Compare that with the same “event” as it appeared on Tim Walz’ YouTube channel. See how WRAL sucked all the life, all the humanity out of the moment. Why would you ever talk to a local reporter when someone with an iPhone can do this so much better.

Let’s step outside

I’m old enough to remember a time when political discourse at least pretended to be civil.

“The gentleman from West Virginia apparently believes his constituents prefer not having clean water or affordable health care.”

Those days are long gone and it’s common to hear a member of congress insult —often using vile language— another member or that person’s family. Nothing is off-limits. Since we’ve come this far (down), let’s go one step further. Fistfights.

If you insult me or my wife or my children, I can invite you to join me in the parking lot and we settle or differences like adults. Okay, not adults. Like, high school kids. I seem to recall a long, proud tradition of duels in American politics. Are they really any less dignified than what we’re seeing today? And if the loud-mouth declines to “step outside,” we wait for him/her in the parking lot.

Nobody is a racist

In my 76 years I have never met anyone who admitted to being racist/bigoted. Not once. Are these concepts totally “in the eye of the beholder” I wondered. I asked ChatGPT if she (I don’t like *it*) has the ability to recognize bigotry or racism? In a video or written essay, for example? Her response was TLDR by today’s standards. About 5 pages of double-space. Once again, it was a conversation I can’t imagine having with a human.

“Perhaps he’ll run as a Republican…”

During my 30 years working in broadcasting (a term that seems quaint these days) I worked with some really good journalists. Bob Priddy, Kay Henderson, and Clyde Lear…just to name a few.

For most of that time the Iowa Caucuses kicked off the presidential election cycle and Kay Henderson was at ground zero, including covering the Iowa delegations at the national conventions.
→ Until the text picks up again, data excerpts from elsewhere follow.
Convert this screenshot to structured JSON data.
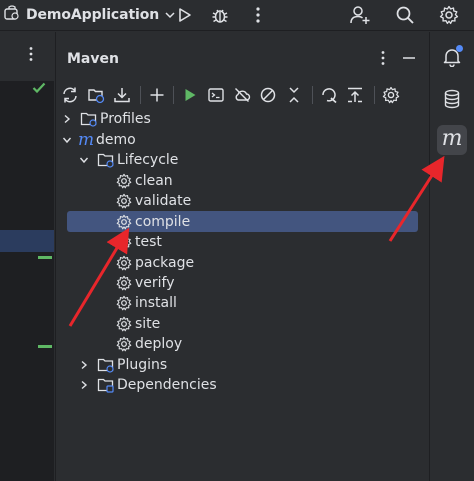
{
  "titlebar": {
    "app_name": "DemoApplication"
  },
  "panel": {
    "title": "Maven"
  },
  "tree": {
    "profiles": "Profiles",
    "project": "demo",
    "lifecycle": "Lifecycle",
    "phases": [
      "clean",
      "validate",
      "compile",
      "test",
      "package",
      "verify",
      "install",
      "site",
      "deploy"
    ],
    "selected_phase": "compile",
    "plugins": "Plugins",
    "dependencies": "Dependencies"
  },
  "rightbar": {
    "maven_glyph": "m"
  },
  "colors": {
    "background": "#2b2d30",
    "editor": "#1e1f22",
    "selection": "#43557f",
    "accent_blue": "#548af7",
    "run_green": "#5fb865",
    "annotation_red": "#e8262b"
  }
}
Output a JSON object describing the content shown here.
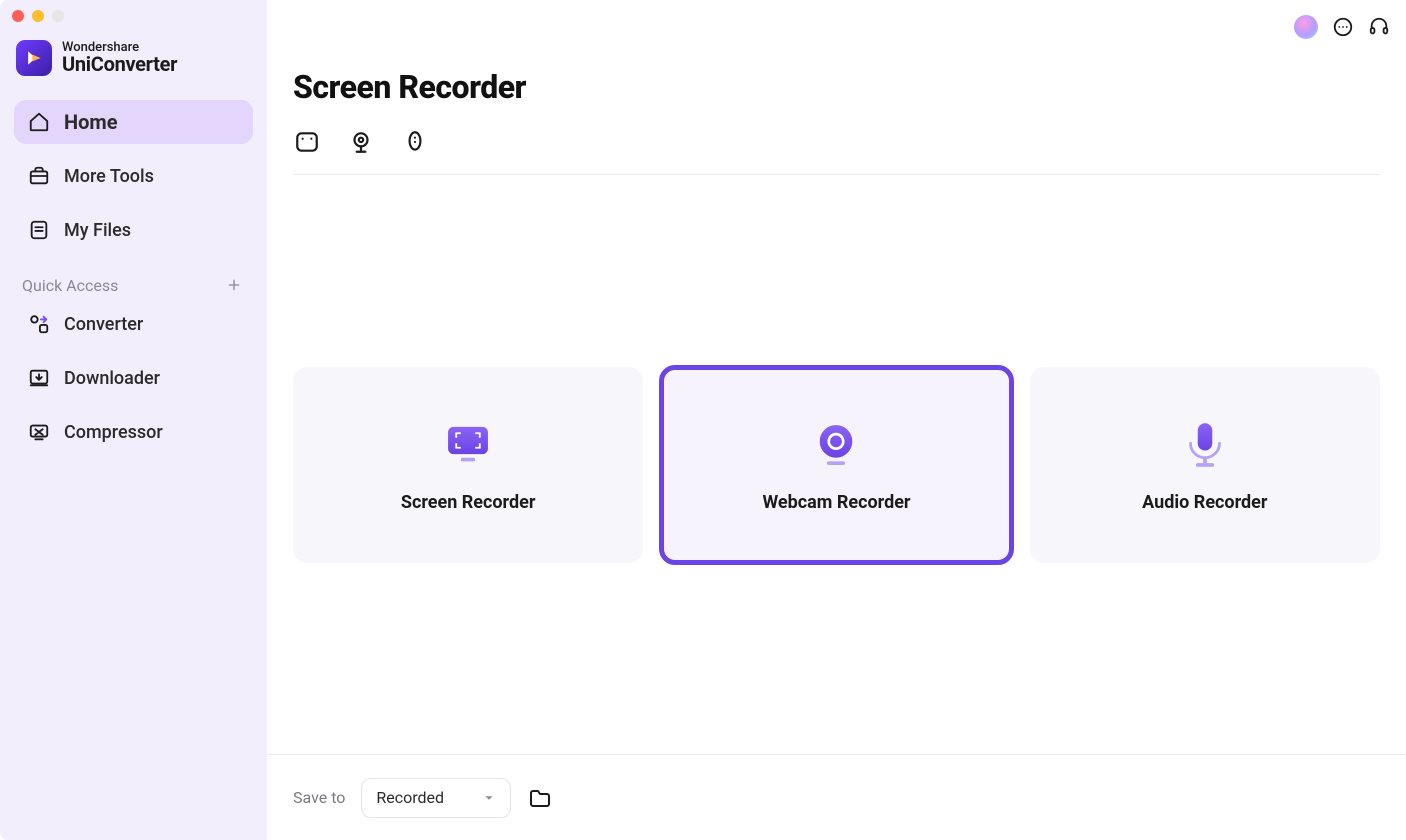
{
  "brand": {
    "line1": "Wondershare",
    "line2": "UniConverter"
  },
  "sidebar": {
    "items": [
      {
        "label": "Home"
      },
      {
        "label": "More Tools"
      },
      {
        "label": "My Files"
      }
    ],
    "quick_access_label": "Quick Access",
    "quick_items": [
      {
        "label": "Converter"
      },
      {
        "label": "Downloader"
      },
      {
        "label": "Compressor"
      }
    ]
  },
  "page": {
    "title": "Screen Recorder"
  },
  "cards": [
    {
      "label": "Screen Recorder"
    },
    {
      "label": "Webcam Recorder"
    },
    {
      "label": "Audio Recorder"
    }
  ],
  "bottom": {
    "save_label": "Save to",
    "dropdown_value": "Recorded"
  }
}
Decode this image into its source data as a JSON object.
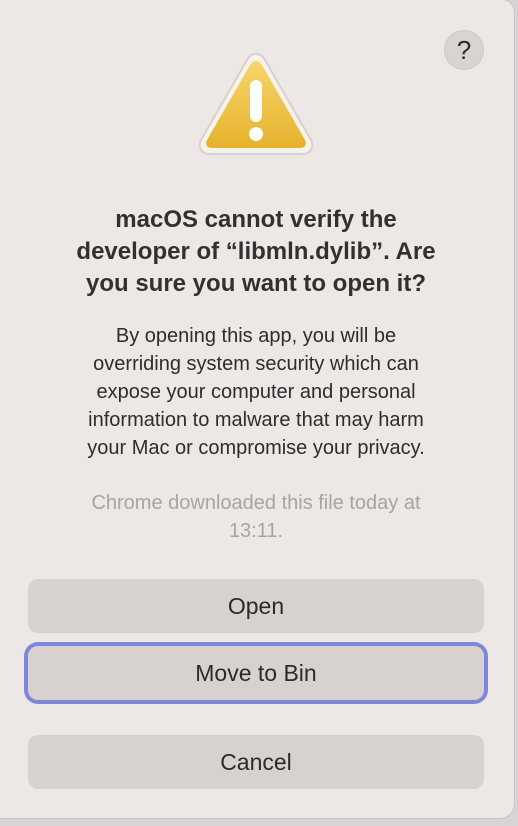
{
  "dialog": {
    "help_label": "?",
    "title": "macOS cannot verify the\ndeveloper of “libmln.dylib”. Are\nyou sure you want to open it?",
    "message": "By opening this app, you will be\noverriding system security which can\nexpose your computer and personal\ninformation to malware that may harm\nyour Mac or compromise your privacy.",
    "note": "Chrome downloaded this file today at\n13:11.",
    "buttons": {
      "open": "Open",
      "move_to_bin": "Move to Bin",
      "cancel": "Cancel"
    },
    "focused_button": "move_to_bin"
  },
  "icons": {
    "warning": "warning-triangle-icon",
    "help": "question-mark-icon"
  },
  "colors": {
    "dialog_background": "#ede8e6",
    "button_background": "#d7d2d0",
    "focus_ring": "#7b88d9",
    "warning_yellow": "#f2c53d"
  }
}
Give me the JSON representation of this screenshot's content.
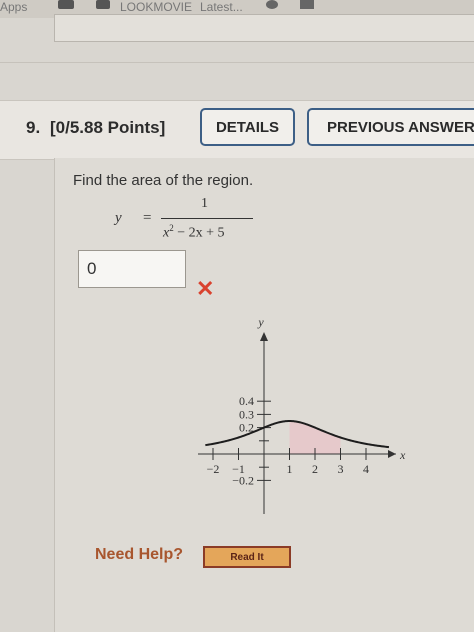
{
  "browser": {
    "bookmarks": [
      "Apps",
      "LOOKMOVIE",
      "Latest..."
    ]
  },
  "question": {
    "number": "9.",
    "points": "[0/5.88 Points]",
    "details_label": "DETAILS",
    "previous_answers_label": "PREVIOUS ANSWERS",
    "prompt": "Find the area of the region.",
    "equation": {
      "lhs": "y",
      "equals": "=",
      "numerator": "1",
      "denominator_pre": "x",
      "denominator_exp": "2",
      "denominator_post": " − 2x + 5"
    },
    "answer_value": "0",
    "answer_status": "✕"
  },
  "chart_data": {
    "type": "line",
    "function": "y = 1/(x^2 - 2x + 5)",
    "xlabel": "x",
    "ylabel": "y",
    "xlim": [
      -2.5,
      5.2
    ],
    "ylim": [
      -0.25,
      0.5
    ],
    "x_ticks": [
      -2,
      -1,
      1,
      2,
      3,
      4
    ],
    "x_tick_labels": [
      "−2",
      "−1",
      "1",
      "2",
      "3",
      "4"
    ],
    "y_ticks": [
      0.4,
      0.3,
      0.2,
      -0.2
    ],
    "y_tick_labels": [
      "0.4",
      "0.3",
      "0.2",
      "−0.2"
    ],
    "shaded_region": [
      1,
      3
    ],
    "curve_color": "#1d1d1d",
    "shade_color": "#e6c9cb",
    "grid": false
  },
  "help": {
    "label": "Need Help?",
    "read_it_label": "Read It"
  }
}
In 2000 she filed these audio reports. (As emails to friend and fellow journalist, if I remember correctly.) I found an interesting nugget from her July 29th report:

“Donald Trump is sending a bus to the hotel on Tuesday at 11 a.m. to take the Iowans to the boardwalk in Atlantic City. Does he know these people are Republicans — and they can get their fix in our own casinos? Perhaps he’ll run as a Republican in 2004 and is laying the groundwork.”
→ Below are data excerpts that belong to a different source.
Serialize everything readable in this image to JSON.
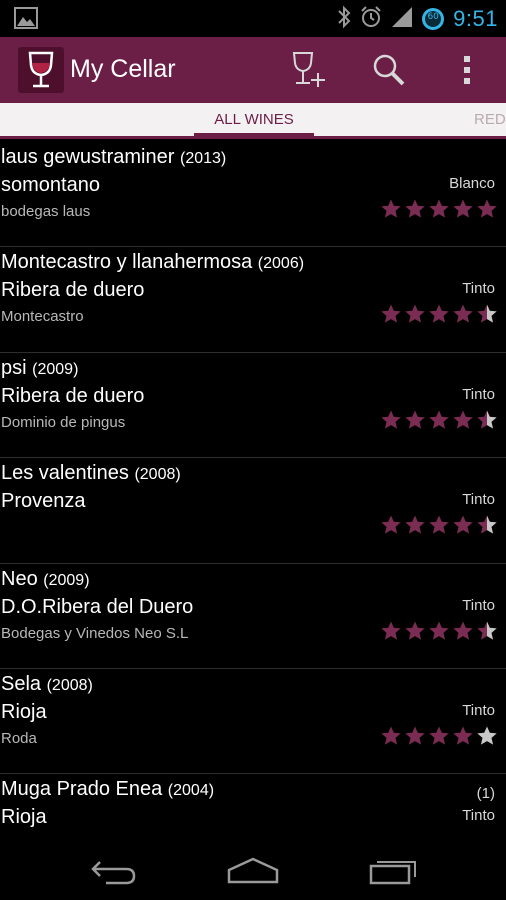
{
  "status_bar": {
    "time": "9:51",
    "icons": [
      "image-notification-icon",
      "bluetooth-icon",
      "alarm-icon",
      "signal-icon",
      "battery-icon"
    ],
    "battery_level": "60"
  },
  "action_bar": {
    "title": "My Cellar",
    "icons": [
      "wine-glass-logo-icon",
      "add-wine-icon",
      "search-icon",
      "overflow-menu-icon"
    ]
  },
  "tabs": [
    {
      "label": "ALL WINES",
      "active": true
    },
    {
      "label": "RED",
      "active": false
    }
  ],
  "colors": {
    "accent": "#6b1f47",
    "star_filled": "#7a2c52",
    "star_empty": "#c8c8c8",
    "status_time": "#33b5e5"
  },
  "wines": [
    {
      "name": "laus gewustraminer",
      "year": "(2013)",
      "region": "somontano",
      "winery": "bodegas laus",
      "type": "Blanco",
      "count": "",
      "rating": 5
    },
    {
      "name": "Montecastro y llanahermosa",
      "year": "(2006)",
      "region": "Ribera de duero",
      "winery": "Montecastro",
      "type": "Tinto",
      "count": "",
      "rating": 4.5
    },
    {
      "name": "psi",
      "year": "(2009)",
      "region": "Ribera de duero",
      "winery": "Dominio de pingus",
      "type": "Tinto",
      "count": "",
      "rating": 4.5
    },
    {
      "name": "Les valentines",
      "year": "(2008)",
      "region": "Provenza",
      "winery": "",
      "type": "Tinto",
      "count": "",
      "rating": 4.5
    },
    {
      "name": "Neo",
      "year": "(2009)",
      "region": "D.O.Ribera del Duero",
      "winery": "Bodegas y Vinedos Neo S.L",
      "type": "Tinto",
      "count": "",
      "rating": 4.5
    },
    {
      "name": "Sela",
      "year": "(2008)",
      "region": "Rioja",
      "winery": "Roda",
      "type": "Tinto",
      "count": "",
      "rating": 4
    },
    {
      "name": "Muga Prado Enea",
      "year": "(2004)",
      "region": "Rioja",
      "winery": "",
      "type": "Tinto",
      "count": "(1)",
      "rating": 0
    }
  ],
  "nav_bar": {
    "icons": [
      "back-icon",
      "home-icon",
      "recent-apps-icon"
    ]
  }
}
The Onion: Tips for Starting A Book Club

With the loneliness epidemic impacting millions of Americans, book clubs offer a simple and structured way for readers of all ages to socialize. The Onion shares tips for starting your own book club.

  • Seek out fellow readers by blackmailing a librarian into giving up names.
  • Choose the day of the month that works best for everyone to cancel on.
  • Make sure you have a good mix of people who will keep the book discussion going and people you actually like.
  • Select one of three books not banned by your state.
  • Establish a rotation order for club members to take turns shooting down each other’s book suggestions.
  • Bookmark the Dictionary.com page for “glib” for easy future reference.
  • Challenge your club with a book written in an ancient, untranslatable language.
  • Establish independent election monitors to maintain legitimacy of the book selection process.
  • Spend five to six years seeking your doctorate in comparative literature so you can absolutely smoke your friends with your opinion on A Court Of Thorns And Roses.
  • Keep your meetings on topic by dressing in an intimidating leather outfit and occasionally cracking your knuckles.
  • Make sure that everyone is hitting their page goals by administering regular pop quizzes, a midterm, and a final.
  • Spread the hosting duties around so that, a few months from now, you can easily shed yourself of this albatross of a social commitment once and for all.